If you plan to buy a house and land for sale in Melbourne’s northern suburbs, the amount you’re willing to borrow for a mortgage will partly determine your options.
As of November 2018, the average size of a residential mortgage in the city cost $400,400. Australian Bureau of Statistics’ (ABS) Housing Finance data showed Victoria’s capital had the third-most-expensive mortgage among the eight capital cities in Australia. The average size likely changed after relaxed lending policies that allowed some people to borrow at least $50,000 more on their mortgages.
How Do You Calculate Monthly Repayments?
First-time borrowers should ideally follow the 28 percent rule on mortgage repayments, which means that your money reserved for loan obligations shouldn’t exceed 28 percent of your monthly income. However, this isn’t realistic when you have other bills to pay like student loans and credit card debt. Your monthly repayments will also depend on your chosen term. For instance, you might pay around $1,420 every month for a 30-year mortgage with a principal amount of $300,000 and a 3.92 percent interest rate.
While you’re not obligated to follow the 28 percent rule, it’s best if you follow it anyway. Those who spend more on their loan repayments are at risk of experiencing mortgage stress. This occurs when you spend over 30 percent of your income on mortgage payments alone. It might not be a problem if you took a fixed-rate loan, but those who opted for a variable mortgage might pay a bigger amount in case of higher interest rates.
Avoiding Mortgage Stress
One way to reduce your risk of defaulting on a mortgage involves a shorter term. The chances of falling sick or losing your job are greater within the next 30 years than within 10 years. A short term, however, requires a big monthly repayment. Whether or not you choose a long term, more people are falling behind on their payments for more than three months.

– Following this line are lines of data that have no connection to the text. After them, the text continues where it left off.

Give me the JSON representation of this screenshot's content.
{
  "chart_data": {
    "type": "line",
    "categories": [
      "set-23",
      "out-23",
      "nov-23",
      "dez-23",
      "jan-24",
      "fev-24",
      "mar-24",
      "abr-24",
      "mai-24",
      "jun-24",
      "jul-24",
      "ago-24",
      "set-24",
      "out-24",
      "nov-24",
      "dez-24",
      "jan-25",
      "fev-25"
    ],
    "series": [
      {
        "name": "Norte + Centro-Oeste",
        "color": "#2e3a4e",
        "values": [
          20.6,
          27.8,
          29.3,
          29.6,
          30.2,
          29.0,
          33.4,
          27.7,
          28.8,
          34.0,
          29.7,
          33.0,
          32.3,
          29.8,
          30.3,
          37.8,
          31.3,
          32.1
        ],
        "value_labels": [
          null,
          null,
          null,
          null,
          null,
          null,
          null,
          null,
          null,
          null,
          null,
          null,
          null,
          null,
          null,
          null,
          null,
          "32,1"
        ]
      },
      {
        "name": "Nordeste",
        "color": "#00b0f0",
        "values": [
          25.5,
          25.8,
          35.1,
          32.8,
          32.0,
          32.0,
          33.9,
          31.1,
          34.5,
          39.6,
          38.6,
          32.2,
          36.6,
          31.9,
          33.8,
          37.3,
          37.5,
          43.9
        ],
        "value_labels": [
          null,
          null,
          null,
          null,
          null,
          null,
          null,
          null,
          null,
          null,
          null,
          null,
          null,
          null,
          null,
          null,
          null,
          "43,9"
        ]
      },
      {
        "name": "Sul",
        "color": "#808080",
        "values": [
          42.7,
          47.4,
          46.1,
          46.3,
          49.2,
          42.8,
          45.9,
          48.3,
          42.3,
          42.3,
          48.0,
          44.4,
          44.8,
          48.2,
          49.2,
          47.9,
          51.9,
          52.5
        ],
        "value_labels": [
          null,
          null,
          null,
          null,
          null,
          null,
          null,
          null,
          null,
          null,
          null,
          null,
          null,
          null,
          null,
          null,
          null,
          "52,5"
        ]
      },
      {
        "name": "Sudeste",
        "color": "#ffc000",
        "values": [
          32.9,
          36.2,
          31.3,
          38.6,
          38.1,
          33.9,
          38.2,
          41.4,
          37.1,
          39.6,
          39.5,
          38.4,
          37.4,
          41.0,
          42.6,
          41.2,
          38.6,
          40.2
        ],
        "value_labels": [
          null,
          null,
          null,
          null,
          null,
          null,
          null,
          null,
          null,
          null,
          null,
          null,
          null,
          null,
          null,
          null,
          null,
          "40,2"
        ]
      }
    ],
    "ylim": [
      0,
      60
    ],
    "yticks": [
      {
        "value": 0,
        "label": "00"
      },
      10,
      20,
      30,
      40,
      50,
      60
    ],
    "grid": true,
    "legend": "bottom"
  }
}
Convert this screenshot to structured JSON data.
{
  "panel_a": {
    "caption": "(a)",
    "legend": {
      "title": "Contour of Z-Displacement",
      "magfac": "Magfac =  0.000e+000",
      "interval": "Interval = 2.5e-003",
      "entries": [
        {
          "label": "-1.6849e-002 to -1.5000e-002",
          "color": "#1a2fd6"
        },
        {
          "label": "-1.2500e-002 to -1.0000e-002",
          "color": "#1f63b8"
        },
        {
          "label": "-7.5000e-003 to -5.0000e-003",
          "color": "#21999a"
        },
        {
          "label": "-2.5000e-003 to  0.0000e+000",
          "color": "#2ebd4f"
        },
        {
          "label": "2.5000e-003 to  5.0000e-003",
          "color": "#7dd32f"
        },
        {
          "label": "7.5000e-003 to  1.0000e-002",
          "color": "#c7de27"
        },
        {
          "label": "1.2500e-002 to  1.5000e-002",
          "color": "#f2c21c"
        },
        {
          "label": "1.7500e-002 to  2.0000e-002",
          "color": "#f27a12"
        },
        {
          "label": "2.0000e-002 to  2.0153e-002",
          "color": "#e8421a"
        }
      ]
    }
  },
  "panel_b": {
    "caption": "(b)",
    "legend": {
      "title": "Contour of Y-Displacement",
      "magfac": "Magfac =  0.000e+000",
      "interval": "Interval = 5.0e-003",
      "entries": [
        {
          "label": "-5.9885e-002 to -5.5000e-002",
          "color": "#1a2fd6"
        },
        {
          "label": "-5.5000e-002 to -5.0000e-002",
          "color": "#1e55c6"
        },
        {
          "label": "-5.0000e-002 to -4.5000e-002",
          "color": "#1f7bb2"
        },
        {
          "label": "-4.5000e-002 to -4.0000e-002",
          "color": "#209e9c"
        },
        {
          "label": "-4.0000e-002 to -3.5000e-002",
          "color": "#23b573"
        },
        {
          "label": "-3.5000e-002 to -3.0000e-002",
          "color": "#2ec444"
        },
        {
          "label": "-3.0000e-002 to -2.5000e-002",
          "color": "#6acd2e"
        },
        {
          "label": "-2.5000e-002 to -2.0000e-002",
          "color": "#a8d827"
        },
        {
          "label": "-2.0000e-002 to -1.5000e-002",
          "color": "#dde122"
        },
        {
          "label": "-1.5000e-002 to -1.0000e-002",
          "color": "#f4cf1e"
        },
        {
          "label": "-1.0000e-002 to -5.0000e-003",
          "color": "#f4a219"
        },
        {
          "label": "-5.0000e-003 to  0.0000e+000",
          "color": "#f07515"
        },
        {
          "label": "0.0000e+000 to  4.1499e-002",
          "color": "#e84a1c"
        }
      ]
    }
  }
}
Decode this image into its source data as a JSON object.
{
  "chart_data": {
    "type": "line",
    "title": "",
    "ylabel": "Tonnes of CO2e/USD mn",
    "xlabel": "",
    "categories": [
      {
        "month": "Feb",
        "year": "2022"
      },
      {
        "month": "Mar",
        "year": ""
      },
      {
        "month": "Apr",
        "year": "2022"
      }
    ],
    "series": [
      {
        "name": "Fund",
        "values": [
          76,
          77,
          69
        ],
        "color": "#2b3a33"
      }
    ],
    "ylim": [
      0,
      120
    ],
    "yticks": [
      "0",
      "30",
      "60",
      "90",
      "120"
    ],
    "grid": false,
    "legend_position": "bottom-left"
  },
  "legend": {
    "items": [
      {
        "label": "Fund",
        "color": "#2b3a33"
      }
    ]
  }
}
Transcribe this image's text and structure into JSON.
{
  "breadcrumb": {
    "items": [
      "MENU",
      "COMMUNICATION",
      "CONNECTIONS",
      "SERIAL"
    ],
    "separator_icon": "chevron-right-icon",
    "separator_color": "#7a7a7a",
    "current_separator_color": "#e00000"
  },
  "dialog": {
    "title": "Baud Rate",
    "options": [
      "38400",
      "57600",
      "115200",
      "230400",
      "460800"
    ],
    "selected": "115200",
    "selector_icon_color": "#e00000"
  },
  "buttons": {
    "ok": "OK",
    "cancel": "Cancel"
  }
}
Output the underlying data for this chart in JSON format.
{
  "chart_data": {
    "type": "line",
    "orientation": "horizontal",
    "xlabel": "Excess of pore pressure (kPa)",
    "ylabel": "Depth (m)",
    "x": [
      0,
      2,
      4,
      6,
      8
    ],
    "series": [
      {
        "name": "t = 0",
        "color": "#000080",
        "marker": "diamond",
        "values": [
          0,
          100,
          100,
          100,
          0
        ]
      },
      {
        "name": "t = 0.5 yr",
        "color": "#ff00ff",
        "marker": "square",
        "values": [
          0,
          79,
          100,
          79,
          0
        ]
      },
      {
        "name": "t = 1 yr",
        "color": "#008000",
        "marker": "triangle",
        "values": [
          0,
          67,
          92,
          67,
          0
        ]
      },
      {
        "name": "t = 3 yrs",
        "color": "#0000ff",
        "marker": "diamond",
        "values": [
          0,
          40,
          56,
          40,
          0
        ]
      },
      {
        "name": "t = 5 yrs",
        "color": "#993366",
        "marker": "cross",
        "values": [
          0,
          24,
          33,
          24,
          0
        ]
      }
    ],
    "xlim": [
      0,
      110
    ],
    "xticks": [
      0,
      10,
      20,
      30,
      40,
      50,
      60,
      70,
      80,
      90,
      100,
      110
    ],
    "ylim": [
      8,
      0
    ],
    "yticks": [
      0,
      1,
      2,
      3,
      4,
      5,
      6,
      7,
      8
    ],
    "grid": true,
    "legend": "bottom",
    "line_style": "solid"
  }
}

The Reserve Bank of Australia said that the 90-day trend, which refers to the length of time for past-due payments, happens for several reasons. Unexpected sickness, joblessness and simply borrowing more than you can afford are some of the usual factors for mortgage stress.
First-time buyers can prevent themselves from spiraling into debt by saving a bigger down payment. According to ABS Housing Finance data, the average home loan amount in Melbourne cost $351,500 in November 2018. A bigger down payment not only reduces your interest payments, but it also increases your chances of loan approval as it somehow indicates your seriousness on becoming a homeowner.
Overall, you need to think carefully when planning to get a mortgage, as many homeowners currently struggle to repay their debts. Look for a house where you see yourself staying for several years. You might save money by only purchasing a lot and build your house on the empty land. Properties in Melbourne’s northern suburbs are a good choice since it’s nearly impossible to find vacant lots in the city center.